Lately, I just finished reading two very different books about teaching. The first, by Robert Wilder, is called Tales from the Teachers' Lounge: An Irreverent View of What It Really Means To Be a Teacher Today. Wilder has a breezy comedic style, reminiscent of Dave Barry ( my favorite simile: "nodding off like Courtney Love in a custody hearing"). He lovingly runs down the various foibles of the folks who take on the work of teaching "other people's kids," along with the various challenges one encounters along the way: those other people, the wide range of human behaviors exhibited by their kids, and the well-meaning teachers who have followed the Peter Principle up into the administration of our schools. It's a million laughs, and you don't need to be a teacher to appreciate it - it's enough to have been taught by one.
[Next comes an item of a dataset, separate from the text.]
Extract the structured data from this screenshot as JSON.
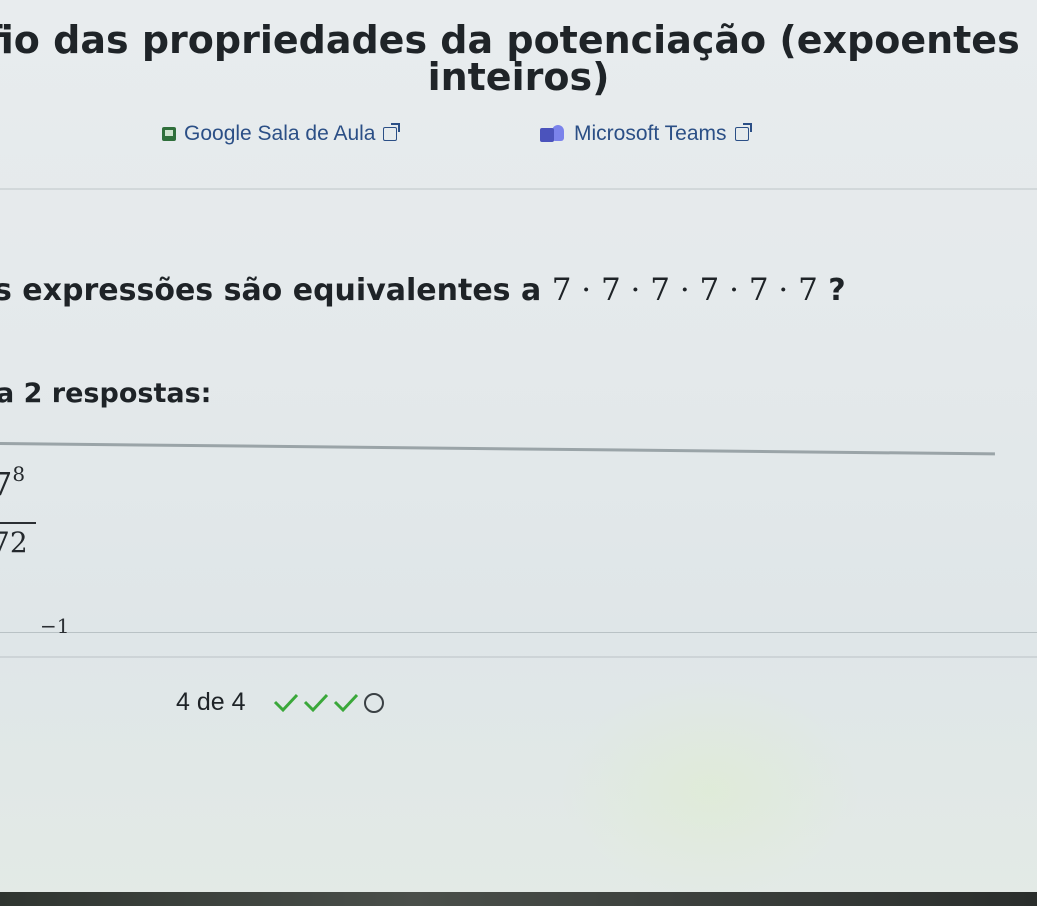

The other book is a nonfiction graphic novel - ah, hell, a comic book - called To Teach: The Journey, in Comics. It's a collaboration between award winning cartoonist Ryan Alexander-Tanner and longtime educator William Ayers*. And it's a genuine collaboration, in that Alexander-Tanner wrote some of the text and Ayers consulted on the illustrations. It's an adaptation of Ayers's earlier work To Teach: The Journey of a Teacher, which they quickly discovered was too heavy on theory to convert easily into a narrative format. So they told the story of Ayers' early years as a kindergarten teacher (and let me tell you, those people do not get paid nearly enough!). It's augmented throughout by interviews with other veteran teachers, all of whom help to sketch out Ayers' humanist approach to education. Well worth reading, whether you're a teacher, or have children who are taught by them.
*William Ayers is, in fact, the same William Ayers who very nearly succeeded in conspiring with Barack Obama to foment a marxist takeover of our economy, before he was exposed by Sean Hannity's fearless crusade for the truth. However, that has as little to do with the value of the ideas in this book as it did with who was qualified to be elected president in 2008.